Tuesday, August 24, 2010

Fort McHenry (War of 1812)

Today we went to Ft. McHenry. We were in Baltimore for a funeral but decided to make the most of the trip and we wanted the kids to earn their first Junior Ranger Badge.

The Junior Ranger program is available in most National Parks and Historic Sites. Fort McHenry is titled with being both an National Monument but also an Historic Shrine. It is the only park to have both these titles.

During the War of 1812 after the British had captured Washington, DC and
was in the process of burning it to the ground, the British set their sites on Baltimore, a large port city. In the distance the people of Baltimore could see the orange glow of the flames just beyond the horizon to the south. They were fearful that the British would in turn burn Baltimore
too. They began to set up defenses to keep the British out. There were several military forts in the area but Fort McHenry was the most important due to its strategic location on the Patapsico River and jutting out into the river thus protecting the ports of Baltimore.
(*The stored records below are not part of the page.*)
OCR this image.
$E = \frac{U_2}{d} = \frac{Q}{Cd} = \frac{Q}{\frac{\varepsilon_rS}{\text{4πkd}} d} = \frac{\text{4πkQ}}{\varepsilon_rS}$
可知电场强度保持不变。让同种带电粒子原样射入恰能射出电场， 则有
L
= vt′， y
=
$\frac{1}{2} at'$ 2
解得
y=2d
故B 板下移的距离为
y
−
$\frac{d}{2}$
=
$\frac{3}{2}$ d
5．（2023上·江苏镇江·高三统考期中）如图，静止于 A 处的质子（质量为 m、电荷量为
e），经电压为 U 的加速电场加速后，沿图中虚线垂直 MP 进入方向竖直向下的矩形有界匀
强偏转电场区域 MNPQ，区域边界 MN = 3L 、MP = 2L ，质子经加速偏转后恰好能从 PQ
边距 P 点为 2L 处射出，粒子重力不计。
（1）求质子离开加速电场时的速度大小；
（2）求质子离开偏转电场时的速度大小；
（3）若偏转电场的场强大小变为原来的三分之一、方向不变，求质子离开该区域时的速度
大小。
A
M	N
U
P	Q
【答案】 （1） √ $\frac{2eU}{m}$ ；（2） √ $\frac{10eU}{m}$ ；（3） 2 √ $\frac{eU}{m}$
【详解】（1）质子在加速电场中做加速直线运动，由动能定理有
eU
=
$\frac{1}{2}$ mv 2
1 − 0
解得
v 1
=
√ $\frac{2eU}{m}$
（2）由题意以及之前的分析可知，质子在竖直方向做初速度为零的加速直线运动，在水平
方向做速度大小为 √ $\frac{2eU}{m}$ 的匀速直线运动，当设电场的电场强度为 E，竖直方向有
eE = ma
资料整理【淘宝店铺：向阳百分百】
The fort is star-shaped and gives the best defense for
this peninsula to guard its territory. Lt. Colonal George Armistead was in charge of the fort. He was an interesting man with a lot of bravery and, well, guts!
When he knew that the British were coming he commissioned two flags to be made for the fort. Mary Pickersgill was commissioned to sew these flags. The first one was a 17x 25 foot flag. A storm flag it was said to be. The second was even larger and Armistead wanted "a flag so large that the British would have
no difficulty seeing it from a distance". It was this large flag that flew over the fort and will forever go down in history, being the most famous American Flag. Why is it famous you ask? Not only is it the flag that now hangs in honor at the Smithsonian Institute in Washington DC but is the
very flag that Francis Scott Key saw in the early morning light
knowing that the British had not taken Baltimore and that there was hope for our fledgling country after all. He was then inspired to write the words of our, now, national anthem.

This flag is huge!!

We also saw the guard house where they kept prisoners, the enlisted men's bunkhouse, the magazine, and the officer's quarters. We explored many cannons that were used during the War of 1812 and the Civil War. We also saw the statue of Orpheus, which is a bit odd. In 1913 Congress officially made "The Star Spangled Banner" the official National Anthem, although it had been sung as
such for many years. In 1914 they commissioned this statue to stand in honor of Francis Scott Key for writing the anthem. Looking at it in the time period of a return to Greek and Latin
roots and loving all things "classical" it fits. However, nowdays, I think they would have been better off having a statue of Francis Scott
Key himself. While his name and face are on many plaques around the fort, there is no statue of him.